When children are not identified and do not receive early intervention, special education for a child with hearing loss costs
schools an additional $420,000, and has a lifetime cost of approximately $1 million per individual.

Hearing Loss Treatment

Recent research indicates that children identified with a hearing loss who begin services early may be able to develop language
(spoken and/or signed) on level with their hearing peers. If a hearing loss is detected in your child, early family-centered
intervention is recommended to promote language (speech and/or signed depending on family choices) and cognitive
development. An audiologist, as part of an interdisciplinary team of professionals, will evaluate your child and suggest the most
appropriate audiology intervention program.
Specific treatment or hearing loss will be determined by your child’s physician based on:

•        Your child’s age, overall health, and medical history
•        Extent of the condition
•        Your child’s tolerance for specific medications, procedures, or therapies
•        Your opinion or preference

Management of Hearing Loss

Management of hearing loss may include one or more of the following:

Use of hearing aids – electronic or battery operated devices that can amplify and change sound. A microphone receives the
sound and converts it into sound waves. The sound waves are then converted into electrical signals. The hearing aid fitting
process typically consists of six stages: assessment, treatment planning, selection, verification, orientation, and validation. The
widespread use of computers has made the process of fitting hearing aids more accurate and efficient.

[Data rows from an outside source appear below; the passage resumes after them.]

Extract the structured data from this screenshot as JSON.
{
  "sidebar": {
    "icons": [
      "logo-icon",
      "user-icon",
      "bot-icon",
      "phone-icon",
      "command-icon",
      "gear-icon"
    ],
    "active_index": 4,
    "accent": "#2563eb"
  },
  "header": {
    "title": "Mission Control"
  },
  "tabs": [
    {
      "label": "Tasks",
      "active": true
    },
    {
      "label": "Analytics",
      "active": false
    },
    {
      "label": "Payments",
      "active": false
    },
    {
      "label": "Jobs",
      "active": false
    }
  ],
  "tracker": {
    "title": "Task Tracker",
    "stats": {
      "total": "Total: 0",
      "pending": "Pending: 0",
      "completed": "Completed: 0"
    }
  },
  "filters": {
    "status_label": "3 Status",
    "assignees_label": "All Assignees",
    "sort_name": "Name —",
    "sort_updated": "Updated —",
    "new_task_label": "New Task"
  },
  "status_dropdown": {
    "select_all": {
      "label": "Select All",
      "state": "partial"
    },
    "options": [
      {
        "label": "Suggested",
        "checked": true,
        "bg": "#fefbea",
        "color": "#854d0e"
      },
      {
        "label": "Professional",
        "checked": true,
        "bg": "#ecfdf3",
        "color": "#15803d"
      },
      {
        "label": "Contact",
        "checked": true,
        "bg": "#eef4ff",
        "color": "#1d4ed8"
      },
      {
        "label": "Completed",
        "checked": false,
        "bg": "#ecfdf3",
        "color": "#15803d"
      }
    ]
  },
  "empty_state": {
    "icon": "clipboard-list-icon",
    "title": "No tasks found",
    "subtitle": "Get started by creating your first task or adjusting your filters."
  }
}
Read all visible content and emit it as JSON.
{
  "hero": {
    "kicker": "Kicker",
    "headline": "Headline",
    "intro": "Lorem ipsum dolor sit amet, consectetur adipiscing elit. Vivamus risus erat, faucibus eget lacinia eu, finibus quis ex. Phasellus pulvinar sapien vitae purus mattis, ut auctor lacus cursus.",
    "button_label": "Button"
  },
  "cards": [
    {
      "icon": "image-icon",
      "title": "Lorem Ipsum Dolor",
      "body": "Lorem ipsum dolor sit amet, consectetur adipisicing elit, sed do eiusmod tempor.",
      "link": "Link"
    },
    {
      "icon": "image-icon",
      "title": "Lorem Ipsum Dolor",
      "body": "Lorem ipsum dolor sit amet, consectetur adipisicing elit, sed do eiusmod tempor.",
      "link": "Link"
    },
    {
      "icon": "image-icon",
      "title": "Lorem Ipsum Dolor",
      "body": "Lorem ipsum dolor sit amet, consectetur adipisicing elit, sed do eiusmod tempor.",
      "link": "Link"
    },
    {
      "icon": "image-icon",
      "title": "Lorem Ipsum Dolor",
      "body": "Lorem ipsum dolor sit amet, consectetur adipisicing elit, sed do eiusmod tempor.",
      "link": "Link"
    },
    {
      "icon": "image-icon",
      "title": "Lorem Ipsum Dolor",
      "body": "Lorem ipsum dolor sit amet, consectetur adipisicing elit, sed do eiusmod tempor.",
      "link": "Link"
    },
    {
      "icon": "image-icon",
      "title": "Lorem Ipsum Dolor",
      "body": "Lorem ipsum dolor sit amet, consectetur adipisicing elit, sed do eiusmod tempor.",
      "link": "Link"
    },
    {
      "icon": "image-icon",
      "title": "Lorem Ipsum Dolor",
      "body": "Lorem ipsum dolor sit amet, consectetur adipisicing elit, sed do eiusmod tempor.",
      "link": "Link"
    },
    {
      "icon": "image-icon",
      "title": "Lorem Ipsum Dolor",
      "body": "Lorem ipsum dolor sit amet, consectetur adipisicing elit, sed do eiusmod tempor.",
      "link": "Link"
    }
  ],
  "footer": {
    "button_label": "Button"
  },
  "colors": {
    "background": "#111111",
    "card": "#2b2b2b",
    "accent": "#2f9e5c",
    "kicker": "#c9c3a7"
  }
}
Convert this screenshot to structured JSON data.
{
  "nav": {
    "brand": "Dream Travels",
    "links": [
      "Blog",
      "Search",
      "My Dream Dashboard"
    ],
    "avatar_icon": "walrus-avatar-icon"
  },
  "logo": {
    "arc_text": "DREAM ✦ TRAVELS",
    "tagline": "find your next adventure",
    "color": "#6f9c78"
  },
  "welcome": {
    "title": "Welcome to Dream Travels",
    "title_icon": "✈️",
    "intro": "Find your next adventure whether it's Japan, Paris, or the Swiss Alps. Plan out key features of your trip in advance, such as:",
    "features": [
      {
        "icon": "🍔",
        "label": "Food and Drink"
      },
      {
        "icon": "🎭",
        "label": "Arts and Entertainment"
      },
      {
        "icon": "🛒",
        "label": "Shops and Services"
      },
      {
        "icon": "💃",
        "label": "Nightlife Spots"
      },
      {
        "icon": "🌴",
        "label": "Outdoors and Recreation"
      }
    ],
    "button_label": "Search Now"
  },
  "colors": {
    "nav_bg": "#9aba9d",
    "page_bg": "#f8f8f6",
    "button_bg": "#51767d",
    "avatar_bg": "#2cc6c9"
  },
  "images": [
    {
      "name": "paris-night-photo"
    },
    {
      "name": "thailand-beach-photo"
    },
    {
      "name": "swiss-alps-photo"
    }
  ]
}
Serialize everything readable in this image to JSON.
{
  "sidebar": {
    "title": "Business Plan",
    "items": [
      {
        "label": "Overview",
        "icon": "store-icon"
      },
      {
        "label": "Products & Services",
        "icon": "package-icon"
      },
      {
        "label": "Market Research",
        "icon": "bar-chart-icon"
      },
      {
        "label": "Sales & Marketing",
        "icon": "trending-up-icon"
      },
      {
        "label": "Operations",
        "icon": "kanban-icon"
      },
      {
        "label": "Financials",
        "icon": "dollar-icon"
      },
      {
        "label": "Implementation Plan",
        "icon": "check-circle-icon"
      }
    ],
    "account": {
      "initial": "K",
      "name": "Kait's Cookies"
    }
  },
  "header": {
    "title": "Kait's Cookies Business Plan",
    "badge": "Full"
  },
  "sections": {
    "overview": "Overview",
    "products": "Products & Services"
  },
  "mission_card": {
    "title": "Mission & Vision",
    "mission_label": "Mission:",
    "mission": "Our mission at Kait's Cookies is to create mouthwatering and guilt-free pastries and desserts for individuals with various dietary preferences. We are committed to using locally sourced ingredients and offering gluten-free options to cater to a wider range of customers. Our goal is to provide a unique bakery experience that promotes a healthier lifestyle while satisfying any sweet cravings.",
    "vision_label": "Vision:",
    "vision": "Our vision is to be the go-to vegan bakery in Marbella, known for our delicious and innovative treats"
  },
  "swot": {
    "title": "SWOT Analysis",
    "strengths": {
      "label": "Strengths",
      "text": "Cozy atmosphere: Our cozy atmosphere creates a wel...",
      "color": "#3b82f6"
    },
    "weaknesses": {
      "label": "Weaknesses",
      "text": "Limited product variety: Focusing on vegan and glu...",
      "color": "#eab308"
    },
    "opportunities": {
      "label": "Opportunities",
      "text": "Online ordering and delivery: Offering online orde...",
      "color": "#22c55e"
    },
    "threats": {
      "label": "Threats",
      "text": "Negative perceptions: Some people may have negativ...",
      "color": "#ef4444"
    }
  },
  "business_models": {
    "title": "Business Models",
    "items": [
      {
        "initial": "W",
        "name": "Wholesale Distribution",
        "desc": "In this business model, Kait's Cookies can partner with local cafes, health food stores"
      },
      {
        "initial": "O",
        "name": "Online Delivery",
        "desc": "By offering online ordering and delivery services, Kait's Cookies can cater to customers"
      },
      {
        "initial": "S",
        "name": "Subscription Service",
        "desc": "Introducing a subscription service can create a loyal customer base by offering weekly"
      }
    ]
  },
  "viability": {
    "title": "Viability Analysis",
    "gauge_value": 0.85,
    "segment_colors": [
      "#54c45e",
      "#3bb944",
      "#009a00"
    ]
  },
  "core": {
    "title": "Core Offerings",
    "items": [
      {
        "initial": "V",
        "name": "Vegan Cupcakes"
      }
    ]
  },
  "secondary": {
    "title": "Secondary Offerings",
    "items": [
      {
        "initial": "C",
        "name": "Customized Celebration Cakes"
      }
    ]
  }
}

Over 60% of individuals with hearing loss are fit with two hearing aids (binaural). The benefits of wearing two hearing aids are
enhanced ability to (a) hear better in the presence of background noise, (b) determine where sound is coming from, and (c)
hear soft sounds at lower levels.

Cochlear implants – a surgically placed appliance that helps to transmit electrical stimulation to the inner ear. Only certain
children are candidates for this type of device. Nearly half of all cochlear implant recipients are children. Cochlear implants can
help an estimated 200,000 children in the United States who do not benefit from hearing aids.

Hearing Loss Early Intervention Services

Early intervention and detection of hearing loss is necessary to prevent additional problems with speech and language
development. A healthcare team approach is usually applied when a child is diagnosis with some degree of hearing loss. Team
members include the following:

Audiologist – a professional who specializes in evaluation and management of hearing and balance problems in people of all
ages. Audiologists are also involved with the fitting and management of hearing aids and other assistive devices.

Otolaryngologists- a physician with precise training in medical and surgical treatment for disorders of the ear nose and throat.

Speech Pathologist – a professional who helps evaluate and manage speech, language and hearing problems.